Frontier IP Group Plc (LON:FIPP), which specialises in commercialising university intellectual property, today announced that it has taken a 24 per cent stake in Cambridge Material Testing Solutions, a business established to support the work of Dr James Dean, an expert in the mechanics and deformation of materials.
The Company is developing software and hardware to measure material characteristics in critical metal components more swiftly, cost effectively, and accurately than other systems. Among other potential benefits is mobile and remote testing on site, and the ability to assess complex components and joints.
The technology has a very wide range of applications in several sectors, including in the aerospace, nuclear, and oil and gas industries where material degradation and component life assessment of high value assets is critically important.
Currently, the hardware used to measure material characteristics forces a hard tip into a metal surface to create an indent. The material response characteristics are measured, allowing simple measurements of hardness and stiffness to be made. Existing indentation test equipment is bulky and laboratory based.
Cambridge Material Testing Solutions is addressing the materials testing challenges facing industry by focusing on two development areas:
- a suite of software tools, called SEMPID. This can process data generated by existing indentation test equipment and swiftly convert it into information easily understood by engineers to assess the strength and remaining working life of metal components;
- customised indentation test equipment. The new systems will be desktop-based, mobile, or fixed on site to assess critical components while in service.
Dr James Dean received his PhD from the Department of Materials Science at the University of Cambridge. He has worked for Frazer Nash Consultancy, a leading systems and engineering technology company, on a number of projects, mainly in the nuclear and aerospace industries. He then joined Double Precision Consultancy, a specialist in tackling complex engineering challenges.
More details about the technology are below.
Frontier IP Group Plc Chief Executive Officer Neil Crabb said: “Frontier IP is delighted to be working with Dr. James Dean and his team to help accelerate the commercialisation of this exciting technology. We believe Cambridge Material Testing Solutions could prove invaluable to companies in critical sectors which need to ensure the materials they use are safe and robust.”
Cambridge Material Testing Solutions’ Chief Technology Officer, Dr. James Dean said: “Our partnership with Frontier IP is further confirmation of our proposition’s value. With Frontier IP’s expertise in the commercialisation of advanced technologies and its ready access to the sectors we intend to penetrate, where the accurate and non-destructive characterisation of material properties is crucial to the safe operation of high value assets.”
About the Cambridge Materials Testing Solutions technology:
The Company is initially developing a suite of user-friendly software packages that allow rapid and accurate evaluation of the parameters that characterise mechanical properties (such as yield stress and work hardening rate) from instrumented indentation tests. These non-destructive tests are quick and easy to carry out.

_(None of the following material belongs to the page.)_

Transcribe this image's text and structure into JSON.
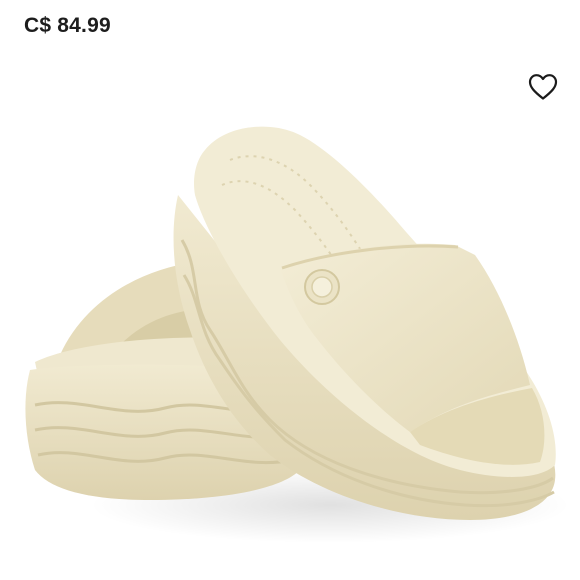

Another major attraction is that such experiments require only small samples of simple shape (such as plates of mm dimensions), while mapping of local properties over the surface of larger samples is also possible.
The suite of software packages, called SEMPID (Software for the Extraction of Material Properties from Indentation Data), are application specific tools for converting indentation data into mechanical material parameters and stress-strain curves.
An application for the calculation of stress-strain curves (plasticity parameters) is already available in beta version. This application can process data generated during an indentation test (load-displacement curves or residual indent shapes) and swiftly convert it into stress-strain data that can subsequently be used to assess the strength and remaining working life of metal components.
Their software solutions can significantly reduce materials testing turnaround times and materials testing costs.
In addition, and as part of their proposed portfolio of materials testing solutions, the Company is developing a customised suite of indentation test equipment including a bespoke desktop-based indenter, and a portable indenter for remote testing of in-service and on-site components.